Pompka Królaka dla Taciaka

3. Memoriał Stanisława Królaka (29.07.2012, Wołomin)

Drukuj

Rekordowa liczba ponad 300 osób wzięła udział w III Memoriale Stanisława Królaka VIII Kolarskim Ulicznym Kryterium o Puchar Burmistrza Wołomina. 

Rekordowa liczba ponad 300 osób wzięła udział w III Memoriale Stanisława Królaka – VIII Kolarskim Ulicznym Kryterium o Puchar Burmistrza Wołomina. 
Gośćmi specjalnymi wyścigu byli m.in. Ewa Królak-Bończak - córka pierwszego polskiego zwycięzcy Wyścigu Pokoju z 1956 roku oraz legendy polskiego kolarstwa Ryszard Szurkowski, Lechosław Michalak, Eligiusz „Elek” Grabowski i Mieczysław Jachacy. 

Wyścig główny z udziałem zawodowców miał międzynarodową i znakomitą obsadę. Do Wołomina przyjechało 50 kolarzy najlepszych polskich grup zawodowych: CCC Polsat Polkowice (m.in. Mateusz Taciak, Bartłomiej Matysiak, Sylwester Janiszewski, Piotr Gawroński, Kamil Zieliński i Grzegorz Stępniak), BDC MarcPol (m.in. Dariusz Baranowski, Robert Radosz, Marcin Sapa, Dariusz Rudnicki, Mateusz Komar, Damian Walczak, Adam Wadecki, Jarosław Kowalczyk i Wojciech Ziółkowski) i BGŻ Team (m.in. Paweł Cieślik i Michał Podlaski) oraz ukraińska ekipa ISD Lampre (m.in. Anatolij Paktusow i Witalij Popkow).
 

Kolarska elita rywalizowała w nocnej scenerii przy sztucznym świetle. Zawodowcy ścigali się na trasie liczącej 60 km. To było 50 okrążeń, każde po 1,2 km. Na każdej rundzie efektowne i widowiskowe finisze oraz walka o punkty. Wygrał Mateusz Taciak (CCC Polsat Polkowice), który na lotnych finiszach zebrał najwięcej, 25 punktów. Drugie miejsce zajął Mateusz Komar (BDC MarcPol) z dorobkiem 20 punktów, a trzeci z 18 punktami na koncie był Sylwester Janiszewski (CCC Polsat Polkowice).

- Czułem się tu znakomicie i bardzo cieszę się, że wygrałem „Pompkę Królaka” – powiedział podczas dekoracji na scenie Mateusz Taciak. – Wyścig doskonale zorganizowany, fantastyczna atmosfera i gorący doping publiczności na całej trasie. Wiem, że wcześniej w Wołominie wygrali Robert Radosz i Dariusz Baranowski. Ja za rok postaram się obronić to prestiżowe trofeum. Oby jak najwięcej takich wspaniałych imprez kolarskich.

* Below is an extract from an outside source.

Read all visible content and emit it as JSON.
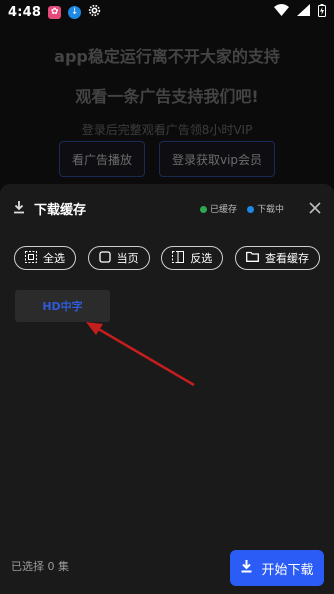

To było prawdziwe kolarskie święto w Wołominie. Kolorowe miasteczko znajdowało się w sercu miasta, na Placu 3 Maja. Zanim na trasę wyruszyli zawodowcy, to na rundzie wytyczonej ulicami centrum Wołomina swoje wyścigi mieli uczniowie i uczennice szkół podstawowych, gimnazjów, szkół średnich, amatorzy i sympatycy kolarstwa na rowerach górskich i szosowych, a nawet przedszkolaki. Na scenie w obecności kolarskich gwiazd odbyła się również efektowna prezentacja rowerowych grup amatorskich z powiatu wołomińskiego.